To retrieve the latest 100 RIDs:

curl 'https://api.crawlbase.com/storage/rids?token=_USER_TOKEN_&limit=100'

# Response

A successful response will return an array of RIDs and, if applicable, a scroll_id for further pagination:

  "rids": ["RID1", "RID2", ...],
  "scroll_id": "dXVlcnlUaGVuRmV0Y2g7NTs1NDpDV..."
  • rids: An array containing the requested RIDs.
  • scroll_id: A token for retrieving the next set of results. This value is critical for pagination and is provided when more data is available beyond the current request's limit.

# Scrolling

To efficiently navigate through large datasets, clients can opt for scroll-based pagination by setting the scroll parameter to true. This method is ideal for sequential data retrieval where the total dataset size exceeds the limit parameter's maximum value.

# Initial Request with Scroll

curl 'https://api.crawlbase.com/storage/rids?token=_USER_TOKEN_&limit=100&scroll=true'

This request starts a scroll session and returns the first batch of RIDs along with a scroll_id, which is essential for fetching the next batch.

# Fetching Subsequent Batches

To retrieve additional RIDs, use the provided scroll_id without specifying the scroll parameter again. The scroll_id maintains the state of the pagination.

curl 'https://api.crawlbase.com/storage/rids?token=_USER_TOKEN_&scroll_id=dXVlcnlUaGVuRmV0Y2g7NTs1NDpDV...'

# Notes

For efficient use of the /rids API, please take note of the following:

  • The limit parameter's cap at 10k ensures optimal server performance and resource management. Pagination via scroll_id for accessing large datasets.

  • The initial request with scroll=true initiates the scroll session. The response includes a scroll_id for subsequent data retrieval.

  • The scroll_id is pivotal for continuous pagination. Ensure to include it in follow-up requests until all desired data has been retrieved.

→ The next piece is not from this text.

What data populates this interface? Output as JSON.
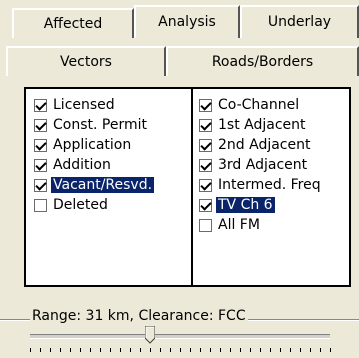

  • Scrolling sessions expire after 15 seconds of inactivity, after which the scroll_id becomes invalid. To access more data beyond this period, initiate a new request with scroll=true.

  • If you receive an error message stating, Scroll session has expired or is invalid, it means the scroll context you're trying to use is no longer available. This usually happens if the scroll timeout has elapsed. In this case, initiate a new scroll request.

By adhering to these guidelines and utilizing the provided parameters effectively, you can maximize the utility and performance of the /rids endpoint for their data retrieval needs.